If there’s anything that potential clients want to see it is your previous success stories (notice we said ‘see’). These days, your braggadocio doesn’t stand a chance against your competitor’s HD 720p full-screen video which features their HGTV-level documentation of the four-story they mansion they built over Lake Tahoe. No, you’re not shooting a commercial. That’s outdated. What you’re doing instead is drawing your current prospect in by capturing on video the story of the last masterpiece you completed. Let them see first-hand that you are more than qualified, but rather the ideal contractor they’ve been seeking. Videos will offer the best possible presentation of your company and sell your product or service for you. Videos can land you the project if you’re not a good salesperson.

Cross Selling Opportunities

Cross selling is an incredibly easy, yet effective technique that can create a whole new stream of income without the pressure of broadening your market through a massive campaign. Cross selling is a systematic analysis that discovers the gaps in the services you are providing a client and filling those gaps with other services you offer.

If you perform landscaping for a homeowner, but you discover that their home exterior paint is chipping and faded, you can provide a complete exterior paint job. Careful, though, because without careful analysis, you could waste your time offering a service that is not applicable.


Newsletters differ from social media in that they offer a direct line of correspondence straight to your client. Although many contractors still send newsletters out via snail mail, email may be a better option. Despite the hoopla surrounding social media, email is still the number one form of communication. The reason for this is that everybody still has one and they use it regularly.

There are some challenges with email such as the possibility of winding up in the spam folder.
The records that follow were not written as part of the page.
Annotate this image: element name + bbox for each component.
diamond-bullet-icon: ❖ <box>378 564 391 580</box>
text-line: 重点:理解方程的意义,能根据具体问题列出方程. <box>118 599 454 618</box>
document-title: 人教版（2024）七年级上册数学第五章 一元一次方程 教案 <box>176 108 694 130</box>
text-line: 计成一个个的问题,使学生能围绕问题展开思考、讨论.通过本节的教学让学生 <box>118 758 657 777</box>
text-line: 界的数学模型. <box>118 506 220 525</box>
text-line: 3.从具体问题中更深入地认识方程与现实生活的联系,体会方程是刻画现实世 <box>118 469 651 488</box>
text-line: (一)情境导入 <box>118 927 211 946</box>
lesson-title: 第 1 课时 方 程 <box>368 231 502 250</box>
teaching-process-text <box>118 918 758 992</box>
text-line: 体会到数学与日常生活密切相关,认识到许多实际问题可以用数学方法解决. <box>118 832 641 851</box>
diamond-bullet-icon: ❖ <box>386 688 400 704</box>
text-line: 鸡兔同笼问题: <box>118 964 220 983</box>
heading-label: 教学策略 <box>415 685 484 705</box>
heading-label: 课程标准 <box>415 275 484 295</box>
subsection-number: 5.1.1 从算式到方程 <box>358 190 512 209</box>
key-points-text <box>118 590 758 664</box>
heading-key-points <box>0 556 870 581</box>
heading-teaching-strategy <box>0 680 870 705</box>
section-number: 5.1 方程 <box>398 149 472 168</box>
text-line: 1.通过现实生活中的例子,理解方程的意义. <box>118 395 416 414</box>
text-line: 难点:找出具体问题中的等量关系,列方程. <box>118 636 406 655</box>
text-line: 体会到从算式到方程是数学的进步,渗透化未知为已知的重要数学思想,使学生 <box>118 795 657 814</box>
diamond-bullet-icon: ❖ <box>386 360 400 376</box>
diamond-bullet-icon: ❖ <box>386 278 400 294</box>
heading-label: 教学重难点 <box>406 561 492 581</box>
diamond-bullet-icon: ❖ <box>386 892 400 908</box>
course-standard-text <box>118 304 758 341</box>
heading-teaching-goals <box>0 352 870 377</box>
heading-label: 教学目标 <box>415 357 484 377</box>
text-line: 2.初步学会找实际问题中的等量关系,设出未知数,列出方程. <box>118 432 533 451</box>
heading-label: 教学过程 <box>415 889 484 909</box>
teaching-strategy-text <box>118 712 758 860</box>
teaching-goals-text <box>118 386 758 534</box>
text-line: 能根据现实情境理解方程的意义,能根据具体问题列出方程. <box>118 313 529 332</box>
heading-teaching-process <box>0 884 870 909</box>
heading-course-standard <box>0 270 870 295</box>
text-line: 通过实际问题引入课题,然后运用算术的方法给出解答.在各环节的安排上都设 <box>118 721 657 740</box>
Email puts you directly in touch with each member of your audience, however. Putting together email newsletters can be time-consuming, however, and they often require careful preparation. Gather client or potential client emails as often as you can and build your email list. It won’t take long for it grows.
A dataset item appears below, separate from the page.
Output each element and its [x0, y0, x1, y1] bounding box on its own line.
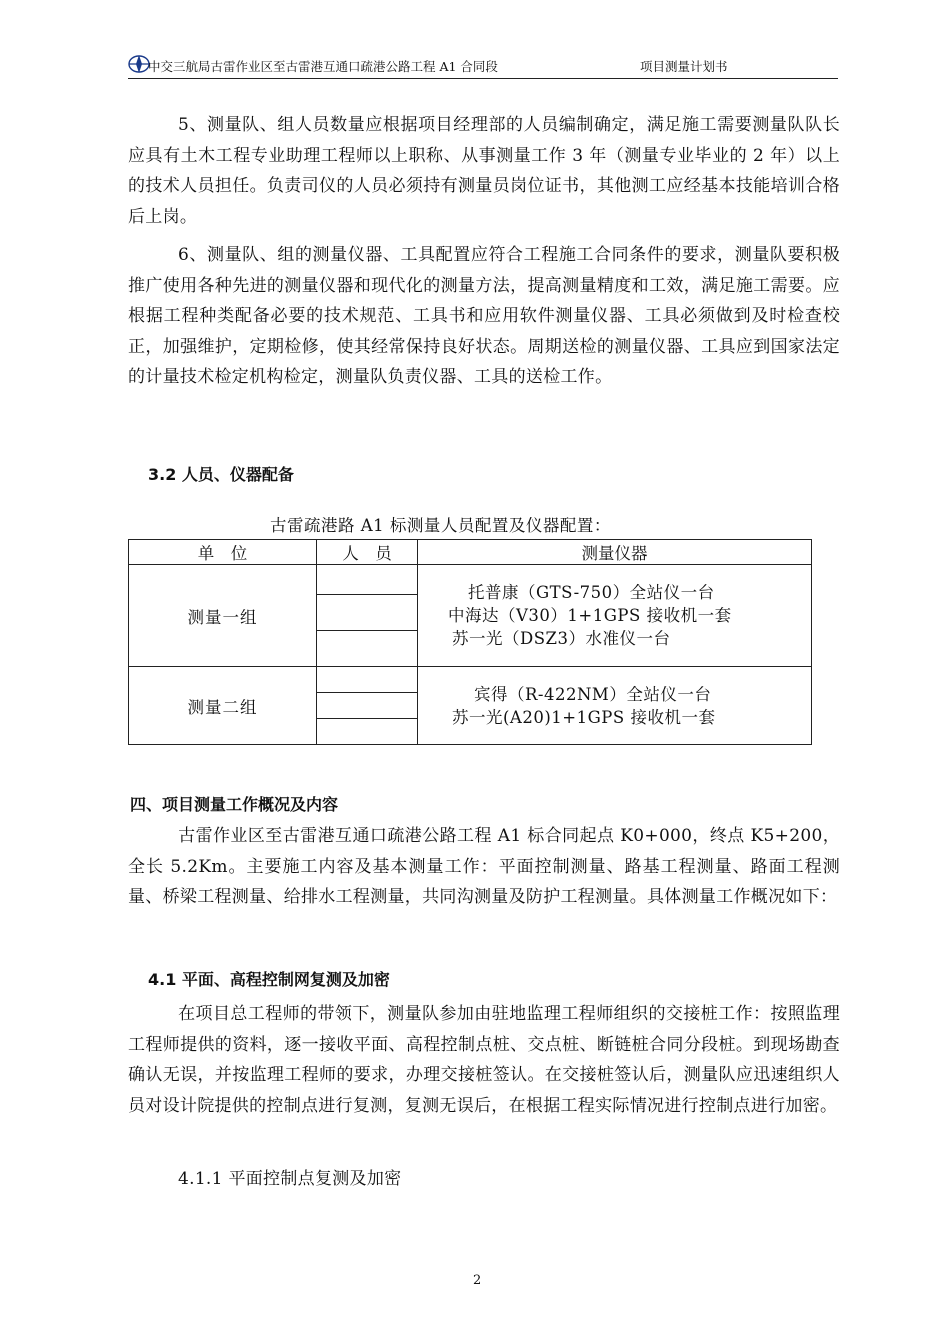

Like everything else we’ve discussed, your e-letter should contain one or more calls to action. What is your desired reaction from your client when they finish reading your newsletter? Everything should lead to that. It never hurts to add links to your website or social media pages in your newsletter as well. They increase traffic back to some of your other core marketing tools. Newsletters are also the perfect platform to highlight services your company offers.

Upselling in the Field

For contractors, upselling is something your entire team can do. Upselling is not aggressive pressure selling by any means, so even the least experienced most reserved roofer in your crew can do it with relatively little effort.

roofing gutter

Let’s say you’re getting ready to replace the asphalt shingles on a two story house. As you begin the project, one of your employees observes that the gutter system needs to be repaired or replaced because it’s in poor shape. Now you have an opportunity to coach him or her on how to address this issue to the homeowner by merely pointing it out to them and then explaining how a new gutter system will protect their newly installed roof as well as the base around the home. In essence, they become the expert rather than the salesman. If they can create a sense of urgency or need within the customer by just stating the facts, then there’s a good chance they’ll add a gutter installation to the overall project.

It can all start with an introductory statement such as, “Hey did you notice your gutters are outdated? Follow me; I’ll show you.” Your employee points out the obvious, explains why this is not suitable for the home, and then describes the short and long term advantages to replacing it. It’s that simple. After all, these are discussions that come up regularly among your roofers on a daily basis. Rather than becoming proficient in the tactic of selling a product, your crew educates the homeowner on the benefits of a new upgrade. And it all happens while they’re working. It’s integrated into their everyday interaction with clients.